私はバタバタと部屋を出た勢いのまま自分の部屋に戻ってきた。
その時、携帯が鳴ってドキリとした。だって鳴ったのは岳兄の指定着信音。しかも電話の。


「…もしもし」

≪名前うるさい≫

「…ごめんなさい」

≪まぁ、起きたの俺だけだから≫


えっ…あんな大声出したのに?ジローちゃんも亮もどんな神経してんだよ。


「で?」

「はっ?」


岳兄の声が背後から聞こえて振り向くと岳兄が立っていた。


「…何でくんの」

「何となく」


嘘吐き。私が心配だったんでしょ。
どんな些細な事でも私の異変にすぐ気付く岳兄。今回は気付かない方がおかしいけど。
何があってもどんな時でも絶対私のところに来てくれるんだ。そして目を見て話をするの。岳兄の真っ直ぐな目を見たら私が嘘吐いたり隠し事出来ないの知ってるから。
私が一人で抱え込んで苦しまないようにしてくれてる岳兄の優しさ。
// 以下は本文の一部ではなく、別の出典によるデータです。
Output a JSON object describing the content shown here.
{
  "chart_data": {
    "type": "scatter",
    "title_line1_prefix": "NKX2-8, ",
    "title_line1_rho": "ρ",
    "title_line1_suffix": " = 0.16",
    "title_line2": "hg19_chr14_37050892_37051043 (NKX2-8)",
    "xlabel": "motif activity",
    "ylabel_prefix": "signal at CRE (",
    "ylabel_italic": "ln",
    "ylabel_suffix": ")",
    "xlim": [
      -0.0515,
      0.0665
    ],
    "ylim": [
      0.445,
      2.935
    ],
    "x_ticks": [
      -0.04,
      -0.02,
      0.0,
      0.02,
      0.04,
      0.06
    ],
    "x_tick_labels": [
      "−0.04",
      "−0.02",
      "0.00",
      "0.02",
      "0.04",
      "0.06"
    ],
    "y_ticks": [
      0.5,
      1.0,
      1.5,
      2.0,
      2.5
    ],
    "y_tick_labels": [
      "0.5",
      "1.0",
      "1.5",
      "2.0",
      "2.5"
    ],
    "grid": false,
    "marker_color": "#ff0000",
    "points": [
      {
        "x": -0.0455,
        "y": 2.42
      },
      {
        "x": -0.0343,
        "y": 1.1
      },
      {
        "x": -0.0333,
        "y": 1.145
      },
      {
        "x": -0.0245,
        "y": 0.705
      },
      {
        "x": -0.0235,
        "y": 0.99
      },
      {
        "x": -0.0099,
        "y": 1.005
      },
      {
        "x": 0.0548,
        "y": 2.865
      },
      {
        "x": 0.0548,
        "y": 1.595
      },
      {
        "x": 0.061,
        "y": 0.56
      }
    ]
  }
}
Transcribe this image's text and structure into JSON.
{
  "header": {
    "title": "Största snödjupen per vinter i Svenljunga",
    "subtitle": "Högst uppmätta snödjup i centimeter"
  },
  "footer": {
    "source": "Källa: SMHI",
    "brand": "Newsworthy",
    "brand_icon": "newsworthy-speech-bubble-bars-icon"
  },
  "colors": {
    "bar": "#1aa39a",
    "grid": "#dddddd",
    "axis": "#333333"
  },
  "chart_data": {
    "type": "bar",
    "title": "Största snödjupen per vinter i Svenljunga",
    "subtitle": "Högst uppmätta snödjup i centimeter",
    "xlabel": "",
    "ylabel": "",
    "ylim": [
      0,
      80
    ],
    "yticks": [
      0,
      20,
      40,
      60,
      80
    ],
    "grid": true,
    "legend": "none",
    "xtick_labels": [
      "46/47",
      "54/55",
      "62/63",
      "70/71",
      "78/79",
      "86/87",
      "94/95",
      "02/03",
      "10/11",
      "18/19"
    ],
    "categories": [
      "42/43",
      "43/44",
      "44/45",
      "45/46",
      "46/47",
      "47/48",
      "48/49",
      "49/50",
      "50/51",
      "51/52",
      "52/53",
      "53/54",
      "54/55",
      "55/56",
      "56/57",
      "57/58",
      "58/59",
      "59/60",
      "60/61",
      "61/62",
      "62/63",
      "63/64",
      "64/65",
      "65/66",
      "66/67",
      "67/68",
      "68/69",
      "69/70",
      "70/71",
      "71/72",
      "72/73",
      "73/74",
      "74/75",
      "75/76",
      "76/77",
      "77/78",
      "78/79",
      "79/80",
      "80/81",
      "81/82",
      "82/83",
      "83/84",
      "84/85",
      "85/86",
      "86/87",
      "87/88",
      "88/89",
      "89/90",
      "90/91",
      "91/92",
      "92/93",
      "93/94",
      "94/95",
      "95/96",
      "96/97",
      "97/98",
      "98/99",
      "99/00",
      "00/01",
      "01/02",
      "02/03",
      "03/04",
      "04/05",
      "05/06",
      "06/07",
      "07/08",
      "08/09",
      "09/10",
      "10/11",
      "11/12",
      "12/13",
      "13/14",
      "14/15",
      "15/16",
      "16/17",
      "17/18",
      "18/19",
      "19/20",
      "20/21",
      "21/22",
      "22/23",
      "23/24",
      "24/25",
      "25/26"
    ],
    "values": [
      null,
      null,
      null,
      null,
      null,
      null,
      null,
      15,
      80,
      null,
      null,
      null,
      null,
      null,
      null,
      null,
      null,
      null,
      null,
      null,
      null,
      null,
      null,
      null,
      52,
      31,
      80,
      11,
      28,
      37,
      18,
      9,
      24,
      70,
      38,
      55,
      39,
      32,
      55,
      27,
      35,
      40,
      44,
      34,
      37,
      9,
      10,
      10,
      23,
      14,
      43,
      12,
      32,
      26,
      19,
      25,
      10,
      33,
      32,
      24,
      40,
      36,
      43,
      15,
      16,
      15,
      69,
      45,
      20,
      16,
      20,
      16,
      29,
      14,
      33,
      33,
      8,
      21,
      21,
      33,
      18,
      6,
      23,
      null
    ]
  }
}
そうやって、昔から助けてくれたよね。私達、幼なじみだもんね。でも今回はさすがに…。


「侑士は寝たフリこいてたな」

「は?」

「侑士に何された?」


何?そこまでお見通し?


「大丈夫だから。言ってみそ?」


岳兄は優しく微笑んでる。


「胸がドキドキするの」

「うん」

「どうしたら良いか分からなくて…」

「うん」

「彼女居るよね」

「うん」


うん、って相槌だけだけどちゃんと聞いてくれてるのが分かる。だって真っ直ぐな目で私を見てるから。


「キス…されたの」


一瞬、怪訝な表情をした岳兄。でもすぐに真剣な顔になった。


「嫌だったか?」


そういえば嫌とは思ってない。フルフルと首を振る。


「侑士…何考えてんのかな?」

「さぁな。俺は侑士じゃねぇから分かんね」


確かに…。アイツの頭ん中分かる方がすごい。


「気まずいな…」


どんな顔すれば良いの?どう接すれば良いの?分からない。


「名前のファーストキスは俺だから!」

「…だから?」

「俺達、普通じゃん?な!」


岳兄はニッと笑って爽やかに言い放ったけど、何それ。意味分かんない。気にするなって事かな?でもそれ小さい時の話でしょ。何だか笑える。
ぷっ、と私が噴き出すと岳兄も笑って「名前の気持ちに正直に向き合え」と言葉を残して部屋を出ていった。
正直に向き合え?本当に岳兄はお見通しだ。でもね岳兄…。やっぱり私、軟派な奴と彼女居る奴は好きになりたくないよ。